“怎么回事,怎么有人在彈琴?”寧采臣起身,循著琴聲走去,慧法也默默站起來,跟隨而上。
可是當他們走過去的時候,遠處出現了一座涼亭,坐落在一個水池的中央。
水池中有一座木棧道,連接著岸與涼亭。
棧道兩側的池水中,飄著許多的火盆,將整個水池照到猶如白晝。
在涼亭的四周,懸掛著許多白紗布,隨風飄蕩。
涼亭之中,有一個白衣女子,正在忘我地撫琴。
“這個女鬼,倒是有些異類,沒有業力在身。”慧法倒是有些差異,因為這個白衣女子身上沒有業力,代表著這白衣女子雖然是女鬼,但是沒有害死過人,這一點可就很難得了。
不過這女子天生魅惑,哪怕只是撫琴,四周有白紗布圍著,難以看清,只是清風微拂,偶爾可見倩影,卻也是讓寧采臣露出癡迷之色,情不自禁地往涼亭走去。
慧法微微搖頭。
看來這槐樹精是已經等不及,天才剛黑,就讓這女鬼出來勾引寧采臣,想要吸收寧采臣身上陽氣。
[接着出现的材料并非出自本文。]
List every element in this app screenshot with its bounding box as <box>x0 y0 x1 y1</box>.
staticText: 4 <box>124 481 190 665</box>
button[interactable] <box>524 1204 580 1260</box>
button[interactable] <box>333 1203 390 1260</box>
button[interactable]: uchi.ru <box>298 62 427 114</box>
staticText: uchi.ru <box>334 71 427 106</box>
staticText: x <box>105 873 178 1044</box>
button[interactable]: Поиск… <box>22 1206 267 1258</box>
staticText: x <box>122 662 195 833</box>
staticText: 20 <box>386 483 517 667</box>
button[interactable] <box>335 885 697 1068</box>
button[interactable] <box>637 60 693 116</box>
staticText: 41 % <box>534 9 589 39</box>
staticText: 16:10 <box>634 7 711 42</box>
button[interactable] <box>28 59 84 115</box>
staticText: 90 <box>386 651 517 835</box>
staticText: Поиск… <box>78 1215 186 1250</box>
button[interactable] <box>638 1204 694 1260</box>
寧采臣是書生,其陽氣頗為奇特,對于妖魔鬼怪卻是大補之物,這也是為何書生往往是妖魔鬼怪喜歡下手的對象。
慧法也跟著走上木棧道,在他眼中,這白衣再美麗,也不過是一具白骨,根本沒有絲毫吸引力。
順著木棧道緩緩走向涼亭,而琴聲緩緩地從琴弦上蕩漾而出,悠揚動聽,顯然這女鬼的琴藝不錯。
只是琴聲中帶著濃濃的憂郁寡歡,聽之令人極其的傷感。
白衣女子忘我的撫琴,好像沒有發現慧法和寧采臣的到來。
“北方有佳人,一笑傾城,二笑傾國,三笑傾我笑。”寧采臣癡癡地說道:“姑娘的琴,彈得真好!”
“啊~!”
白衣女子驚叫一聲,仿佛是才發現有人,連忙用衣袖半遮面,一副嬌羞的模樣,一雙眉眼,仿佛帶著鉤子,勾人魂魄。
忽然,一陣清風吹過,將她肩上的披紗吹走。
她連忙追著在空中飄蕩的披紗,眼看就要跌落到水池中,她大驚失色。
而寧采臣早已被迷得神魂顛倒,鬼使神差地伸手拉住這白衣女子的手,白衣女子倒也是演技精湛,一個回旋倚在寧采臣懷里,雙眼迷蒙地與寧采臣癡癡對望。
這白衣女子天生肉骨,媚態叢生,端是吸引力爆棚。
“公子,我好冷,抱緊我,好不好!”白衣女子柔柔地說了一聲,聲音極其妖媚,聽得令人骨頭都酥了。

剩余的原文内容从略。